According to Elite Prospects, Chicago’s top defensive selection in the 2013 draft is described as:
A solid defensive player with a good understanding of the game and impressive positioning. Dahlström has great size and reach, which he uses to his advantage although not being an overly physical player. Handles the puck well and is a capable passer. (EP, 2012)
In nine games with Sweden’s U-18 team, Dahlstrom notched a goal and an even plus-minus rating. Last season with Linkoping J20 of the SuperElit, he scored five goals and eight assists for 13 points and a plus-18 rating in 37 games. He stands an excellent chance of representing his country alongside fellow Chicago 2013 pick Robin Norell on home ice in the 2014 U-20 WJHC.
Norell, at 5’11″ 192-pounds, is no slouch, either, having earned the recognition of being one of Sweden’s top-3 players at the 2013 U-18 WJC while notching no points and a plus-2 rating in five games. It’s easy to assume he plays a stay-at-home, shutdown style of game, and that is by no means something to look down upon.

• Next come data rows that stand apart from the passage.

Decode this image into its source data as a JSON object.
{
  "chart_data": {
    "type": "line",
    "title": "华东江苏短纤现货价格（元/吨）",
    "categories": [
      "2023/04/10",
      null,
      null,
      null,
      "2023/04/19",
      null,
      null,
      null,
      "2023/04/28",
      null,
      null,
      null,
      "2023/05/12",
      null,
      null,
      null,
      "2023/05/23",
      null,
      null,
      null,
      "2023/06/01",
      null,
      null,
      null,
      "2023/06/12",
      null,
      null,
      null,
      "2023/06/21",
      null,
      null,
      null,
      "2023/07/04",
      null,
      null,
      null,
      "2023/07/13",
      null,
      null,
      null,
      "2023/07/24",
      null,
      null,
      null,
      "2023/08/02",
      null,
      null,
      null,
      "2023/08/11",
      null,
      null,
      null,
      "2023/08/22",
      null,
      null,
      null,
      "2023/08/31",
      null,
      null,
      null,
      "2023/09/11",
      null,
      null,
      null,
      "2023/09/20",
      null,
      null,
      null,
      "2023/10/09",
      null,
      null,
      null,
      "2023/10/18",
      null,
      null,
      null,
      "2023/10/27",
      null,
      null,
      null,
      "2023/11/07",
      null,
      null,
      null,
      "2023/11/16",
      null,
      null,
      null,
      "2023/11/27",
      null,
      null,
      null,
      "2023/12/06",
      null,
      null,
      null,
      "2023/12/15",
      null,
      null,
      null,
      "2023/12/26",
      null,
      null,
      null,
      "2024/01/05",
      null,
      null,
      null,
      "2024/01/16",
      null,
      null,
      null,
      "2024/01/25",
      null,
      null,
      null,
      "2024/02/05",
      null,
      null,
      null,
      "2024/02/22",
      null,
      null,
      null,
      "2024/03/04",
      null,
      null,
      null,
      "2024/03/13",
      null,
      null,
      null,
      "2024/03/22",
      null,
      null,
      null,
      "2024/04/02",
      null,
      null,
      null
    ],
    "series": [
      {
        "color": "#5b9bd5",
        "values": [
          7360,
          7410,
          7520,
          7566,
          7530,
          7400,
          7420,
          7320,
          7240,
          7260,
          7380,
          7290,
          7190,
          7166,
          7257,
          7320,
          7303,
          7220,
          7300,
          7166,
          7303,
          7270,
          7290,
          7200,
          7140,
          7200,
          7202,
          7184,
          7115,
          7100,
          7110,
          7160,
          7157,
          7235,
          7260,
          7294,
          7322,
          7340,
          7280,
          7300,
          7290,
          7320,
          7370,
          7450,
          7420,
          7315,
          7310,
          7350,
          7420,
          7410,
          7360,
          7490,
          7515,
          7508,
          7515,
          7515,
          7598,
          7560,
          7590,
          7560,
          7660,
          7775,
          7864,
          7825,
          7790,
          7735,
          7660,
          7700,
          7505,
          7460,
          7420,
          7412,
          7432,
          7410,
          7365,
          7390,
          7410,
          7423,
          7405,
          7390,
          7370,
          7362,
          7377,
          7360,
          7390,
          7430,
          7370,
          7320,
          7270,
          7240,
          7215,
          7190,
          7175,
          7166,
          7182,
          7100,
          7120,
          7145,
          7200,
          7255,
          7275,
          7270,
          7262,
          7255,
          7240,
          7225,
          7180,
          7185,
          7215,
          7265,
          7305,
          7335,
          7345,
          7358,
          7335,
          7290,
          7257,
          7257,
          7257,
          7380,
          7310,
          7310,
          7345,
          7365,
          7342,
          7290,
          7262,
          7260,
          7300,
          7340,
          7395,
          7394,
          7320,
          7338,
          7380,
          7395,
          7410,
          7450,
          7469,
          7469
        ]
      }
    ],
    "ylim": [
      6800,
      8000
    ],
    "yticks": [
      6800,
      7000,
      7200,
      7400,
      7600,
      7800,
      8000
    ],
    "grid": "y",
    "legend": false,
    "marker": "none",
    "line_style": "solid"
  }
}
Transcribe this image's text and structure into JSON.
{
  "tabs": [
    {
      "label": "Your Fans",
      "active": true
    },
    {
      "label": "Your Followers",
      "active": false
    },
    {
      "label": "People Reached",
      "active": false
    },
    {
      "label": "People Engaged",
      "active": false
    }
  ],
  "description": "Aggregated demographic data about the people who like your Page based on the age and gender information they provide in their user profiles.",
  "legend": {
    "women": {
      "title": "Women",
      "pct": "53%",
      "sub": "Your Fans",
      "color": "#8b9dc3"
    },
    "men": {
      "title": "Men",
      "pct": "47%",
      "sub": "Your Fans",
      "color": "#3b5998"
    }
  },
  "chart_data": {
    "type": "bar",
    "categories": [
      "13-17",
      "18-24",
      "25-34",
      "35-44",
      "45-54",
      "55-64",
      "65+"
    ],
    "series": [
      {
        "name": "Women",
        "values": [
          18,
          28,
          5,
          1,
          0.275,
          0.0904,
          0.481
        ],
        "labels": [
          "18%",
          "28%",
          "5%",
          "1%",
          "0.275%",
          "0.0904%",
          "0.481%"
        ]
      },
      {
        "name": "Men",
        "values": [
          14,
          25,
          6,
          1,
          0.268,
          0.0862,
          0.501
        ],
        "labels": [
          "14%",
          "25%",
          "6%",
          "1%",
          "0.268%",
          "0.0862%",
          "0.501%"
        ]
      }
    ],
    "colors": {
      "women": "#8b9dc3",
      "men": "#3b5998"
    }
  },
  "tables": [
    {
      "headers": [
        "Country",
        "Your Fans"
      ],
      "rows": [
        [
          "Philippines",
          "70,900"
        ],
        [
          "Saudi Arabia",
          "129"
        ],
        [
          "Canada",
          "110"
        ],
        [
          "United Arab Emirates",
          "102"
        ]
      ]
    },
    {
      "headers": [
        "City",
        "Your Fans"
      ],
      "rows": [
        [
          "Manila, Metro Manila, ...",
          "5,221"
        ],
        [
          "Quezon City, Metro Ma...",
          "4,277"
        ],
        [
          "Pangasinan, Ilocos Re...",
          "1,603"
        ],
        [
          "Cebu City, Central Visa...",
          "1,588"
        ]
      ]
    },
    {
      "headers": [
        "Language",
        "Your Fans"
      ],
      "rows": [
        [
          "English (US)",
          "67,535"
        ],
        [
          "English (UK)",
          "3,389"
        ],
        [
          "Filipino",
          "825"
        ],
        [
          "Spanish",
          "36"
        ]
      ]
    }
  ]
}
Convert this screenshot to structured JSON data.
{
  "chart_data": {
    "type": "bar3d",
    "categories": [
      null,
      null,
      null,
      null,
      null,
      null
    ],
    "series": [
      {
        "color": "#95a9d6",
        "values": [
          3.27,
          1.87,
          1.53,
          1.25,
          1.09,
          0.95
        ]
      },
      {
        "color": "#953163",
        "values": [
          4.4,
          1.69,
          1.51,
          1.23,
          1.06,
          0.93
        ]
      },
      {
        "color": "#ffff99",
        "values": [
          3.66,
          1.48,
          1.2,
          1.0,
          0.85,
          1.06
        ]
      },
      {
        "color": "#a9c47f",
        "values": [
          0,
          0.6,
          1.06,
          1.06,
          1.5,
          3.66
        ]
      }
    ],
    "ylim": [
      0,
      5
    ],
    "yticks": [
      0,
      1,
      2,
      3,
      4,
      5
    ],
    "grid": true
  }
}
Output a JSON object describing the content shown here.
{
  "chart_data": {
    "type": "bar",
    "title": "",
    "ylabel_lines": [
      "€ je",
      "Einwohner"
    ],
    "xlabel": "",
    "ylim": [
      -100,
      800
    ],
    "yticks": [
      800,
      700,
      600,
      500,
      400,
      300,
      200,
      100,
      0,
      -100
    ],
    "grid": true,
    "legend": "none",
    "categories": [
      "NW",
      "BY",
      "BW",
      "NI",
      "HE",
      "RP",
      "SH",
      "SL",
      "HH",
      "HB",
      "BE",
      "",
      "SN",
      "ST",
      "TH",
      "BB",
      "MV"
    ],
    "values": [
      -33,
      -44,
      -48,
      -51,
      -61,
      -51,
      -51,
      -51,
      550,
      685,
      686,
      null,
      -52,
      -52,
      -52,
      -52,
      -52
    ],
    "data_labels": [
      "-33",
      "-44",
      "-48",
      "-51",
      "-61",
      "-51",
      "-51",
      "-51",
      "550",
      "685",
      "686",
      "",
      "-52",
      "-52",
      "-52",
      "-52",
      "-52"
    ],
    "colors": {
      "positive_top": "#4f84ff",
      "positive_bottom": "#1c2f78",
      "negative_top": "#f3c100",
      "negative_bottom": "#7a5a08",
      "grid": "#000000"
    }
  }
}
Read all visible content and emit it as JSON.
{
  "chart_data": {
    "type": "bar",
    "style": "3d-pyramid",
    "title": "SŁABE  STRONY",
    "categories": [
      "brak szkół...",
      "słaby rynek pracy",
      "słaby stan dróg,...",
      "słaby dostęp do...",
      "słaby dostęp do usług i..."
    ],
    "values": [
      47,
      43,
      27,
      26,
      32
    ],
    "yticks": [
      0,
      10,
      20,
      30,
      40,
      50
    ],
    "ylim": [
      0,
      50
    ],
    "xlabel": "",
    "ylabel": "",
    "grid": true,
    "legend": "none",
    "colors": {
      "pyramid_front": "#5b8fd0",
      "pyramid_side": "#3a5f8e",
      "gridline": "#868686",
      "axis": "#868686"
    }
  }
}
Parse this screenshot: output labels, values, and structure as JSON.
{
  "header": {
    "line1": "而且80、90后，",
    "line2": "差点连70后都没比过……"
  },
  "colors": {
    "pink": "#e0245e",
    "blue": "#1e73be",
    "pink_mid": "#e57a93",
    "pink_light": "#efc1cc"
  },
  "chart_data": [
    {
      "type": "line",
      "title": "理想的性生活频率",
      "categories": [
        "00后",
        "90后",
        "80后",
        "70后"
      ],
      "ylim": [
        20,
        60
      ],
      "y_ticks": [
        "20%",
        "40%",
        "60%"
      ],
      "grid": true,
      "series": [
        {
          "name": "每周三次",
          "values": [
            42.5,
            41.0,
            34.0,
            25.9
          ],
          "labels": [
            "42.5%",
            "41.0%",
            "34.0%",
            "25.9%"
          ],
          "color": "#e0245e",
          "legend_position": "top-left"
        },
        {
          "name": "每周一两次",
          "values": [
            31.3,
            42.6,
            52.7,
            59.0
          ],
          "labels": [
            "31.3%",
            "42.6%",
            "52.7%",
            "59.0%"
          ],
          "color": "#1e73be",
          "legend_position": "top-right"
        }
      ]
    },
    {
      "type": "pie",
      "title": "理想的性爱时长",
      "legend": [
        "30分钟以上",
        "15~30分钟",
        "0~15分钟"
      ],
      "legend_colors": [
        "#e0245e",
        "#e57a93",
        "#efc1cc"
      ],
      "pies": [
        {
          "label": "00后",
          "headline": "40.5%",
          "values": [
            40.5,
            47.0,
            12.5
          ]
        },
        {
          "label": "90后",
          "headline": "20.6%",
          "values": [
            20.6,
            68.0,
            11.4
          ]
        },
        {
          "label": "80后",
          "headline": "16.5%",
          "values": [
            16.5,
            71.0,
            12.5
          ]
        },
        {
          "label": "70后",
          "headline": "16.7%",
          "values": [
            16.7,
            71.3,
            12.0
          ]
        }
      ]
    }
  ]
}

Chicago’s final pick in the 2013 NHL Entry Draft was another young Swedish blue liner named Robin Press. Press is a sizeable defenseman at 6’2″ 187-pounds that appears to be able to chip in on the offense. What’s more, of Chicago’s trio of defensive Swedes, Press is the only right-shot. His play in 24 games with Almtuna of Sweden’s J20 Elit in 2011-12 may have hinted at his potential when he scored 15 goals and 20 assists for 35 points and a plus-12 rating. Last season, Press split his time between the Allsvenskan and SuperElit with Sodertalje and its junior team, scoring a combined nine goals and 11 assists for 20 points and an even plus-minus rating in 67 games.
Now, let’s be clear–it’s very unlikely any of these three blue liners will jump into Chicago’s roster anytime soon and be the next Erik Karlsson, Oliver Ekman-Larsson or Jonas Brodin. However, Chicago’s deep roster and prospect pool will allow these three time to develop properly and let them jump in only when they’re ready. Bottom line, there’s something in the water in Sweden, and the NHL has realized that drafting Swedish defensemen is almost as good as (or better than) investing in gold. Chicago just invested in a gold mine, they better hope it doesn’t dry up.